They were just as pleased for her when in 1968 she excitedly announced that she had been chosen to fly as an air hostess with MMA and would be leaving the station. Though the staff were very pleased for Kay at what promised to be an exciting career opening up for her, this was tinged, somewhat, with regret that they would be losing a much appreciated and well-liked workmate.

They could not know, of course, that this regret would be compounded to a much greater degree when they would learn so soon after she left Channel 9 that Kay had died in what remains to this day the third worst crash in Australian civil aviation history.

The crash of MMA’s Viscount received world-wide attention in civil aviation circles. The British-made, four-engined aircraft had been a very popular passenger plane and its makers had enjoyed big sales to the airlines of various nations. It was brought down when severe metal fatigue in its right wing main spar snapped; half the wing and one engine breaking away sending the plane plunging to the ground. Immediately after the accident and as investigations into the cause of the crash began, the Department of Civil Aviation temporarily grounded all Australian-registered Viscounts. This temporary grounding was eventually made permanent.

On a personal note, after the crash of Flight 1750 I was able to reflect on the mixed fortunes that are often at play during one’s lifetime.

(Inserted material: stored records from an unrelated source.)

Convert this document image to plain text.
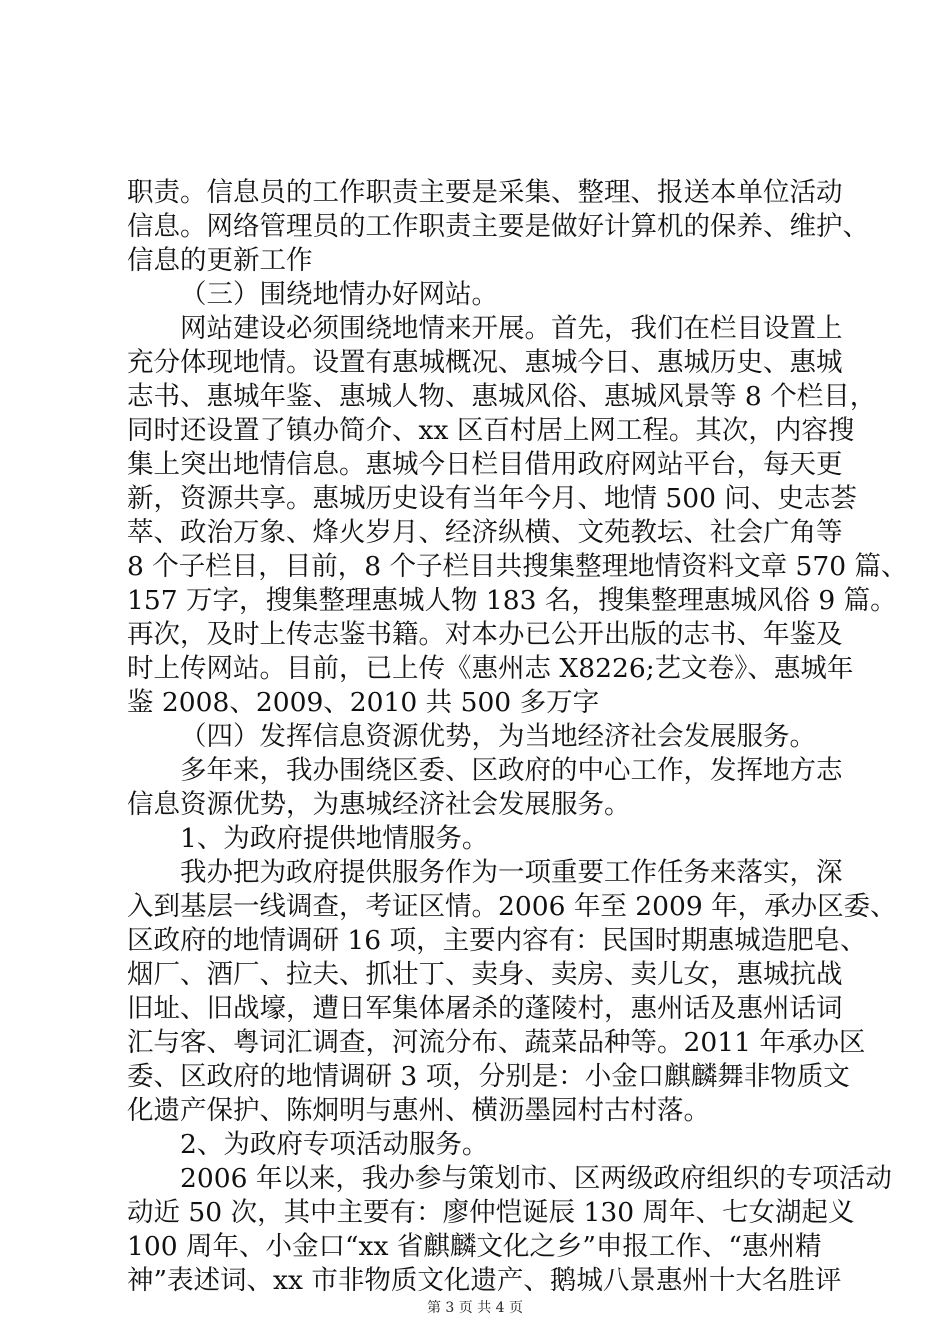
职责。信息员的工作职责主要是采集、整理、报送本单位活动
信息。网络管理员的工作职责主要是做好计算机的保养、维护、
信息的更新工作
（三）围绕地情办好网站。
网站建设必须围绕地情来开展。首先，我们在栏目设置上
充分体现地情。设置有惠城概况、惠城今日、惠城历史、惠城
志书、惠城年鉴、惠城人物、惠城风俗、惠城风景等 8 个栏目，
同时还设置了镇办简介、xx 区百村居上网工程。其次，内容搜
集上突出地情信息。惠城今日栏目借用政府网站平台，每天更
新，资源共享。惠城历史设有当年今月、地情 500 问、史志荟
萃、政治万象、烽火岁月、经济纵横、文苑教坛、社会广角等
8 个子栏目，目前，8 个子栏目共搜集整理地情资料文章 570 篇、
157 万字，搜集整理惠城人物 183 名，搜集整理惠城风俗 9 篇。
再次，及时上传志鉴书籍。对本办已公开出版的志书、年鉴及
时上传网站。目前，已上传《惠州志 X8226;艺文卷》、惠城年
鉴 2008、2009、2010 共 500 多万字
（四）发挥信息资源优势，为当地经济社会发展服务。
多年来，我办围绕区委、区政府的中心工作，发挥地方志
信息资源优势，为惠城经济社会发展服务。
1、为政府提供地情服务。
我办把为政府提供服务作为一项重要工作任务来落实，深
入到基层一线调查，考证区情。2006 年至 2009 年，承办区委、
区政府的地情调研 16 项，主要内容有：民国时期惠城造肥皂、
烟厂、酒厂、拉夫、抓壮丁、卖身、卖房、卖儿女，惠城抗战
旧址、旧战壕，遭日军集体屠杀的蓬陵村，惠州话及惠州话词
汇与客、粤词汇调查，河流分布、蔬菜品种等。2011 年承办区
委、区政府的地情调研 3 项，分别是：小金口麒麟舞非物质文
化遗产保护、陈炯明与惠州、横沥墨园村古村落。
2、为政府专项活动服务。
2006 年以来，我办参与策划市、区两级政府组织的专项活动
动近 50 次，其中主要有：廖仲恺诞辰 130 周年、七女湖起义
100 周年、小金口“xx 省麒麟文化之乡”申报工作、“惠州精
神”表述词、xx 市非物质文化遗产、鹅城八景惠州十大名胜评
第 3 页 共 4 页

MMA had taken delivery of its Viscount in September 1968. It had been transferred from Ansett Airlines which by this time had become the owners of MacRobertson Miller Airlines.

Soon after its arrival in WA it made its first flight as a passenger-carrying aircraft. On that inaugural flight the airline invited a number of media representatives to go along and report on the extra speed, comfort and other innovations their recent acquisition offered passengers flying north.

I was one of those invited. I had previously flown north a number of times on MMA’s Fokker Friendship aircraft. Certainly, the Viscount as an alternative to the Friendship was superior in a number of ways and it was a very enjoyable flight.

It was following the Viscount’s crash that I had cause to reflect on how during that inaugural flight just some weeks before, the metal fatigue in the right wing’s main spar had been relentlessly edging closer towards ending the aircraft’s life. Obviously, for me, it was fortuitous, that I flew on the Viscount just weeks before its end and the death of much-respected member of the Channel 9 news team we all knew so well.

Terry Spence


Wish also to express our appreciation to Helen Mumme and June Holmes for their help locating photographs for this story.




5 Responses to “Tribute to Kay Aubrey – STW News Secretary”

  1. Sara Dennis says:

    Kay Aubrey was my great great aunt and the story of her passing has always been told in the family. It is so nice to finally put a face to the name and to see her fondly remembered.

  2. Kay Aubrey says:

    Kay was my cousin,(My mum was her aunt) I remember when this happened, I was 14years old at the time. We are in the UK and it was such a shock to us all. Kay’s father Doug, was my mums brother(My Mum was Vera Aubrey). It is so nice that she is still remembered not just by family but by others too.

    Thank you.

  3. Pam Miller says:

    Did she come from UK was her dad a milkman in UK. Did they live in Southall? In a prefab. If so we were best friends before they emigrated. I would so like to know. Thank you

  4. Elsa Evans says:

    Such a sad day for many people including my husbands family as his father was also on this flight ..

  5. Geoff Perkins says:

    In answer to Pam Miller’s question, yes, Kay was from England and they did live in Southall in a prefab. Kay was my cousin (her mum Dot was my aunt), but as she emigrated to Australia before I was born, I never knew her.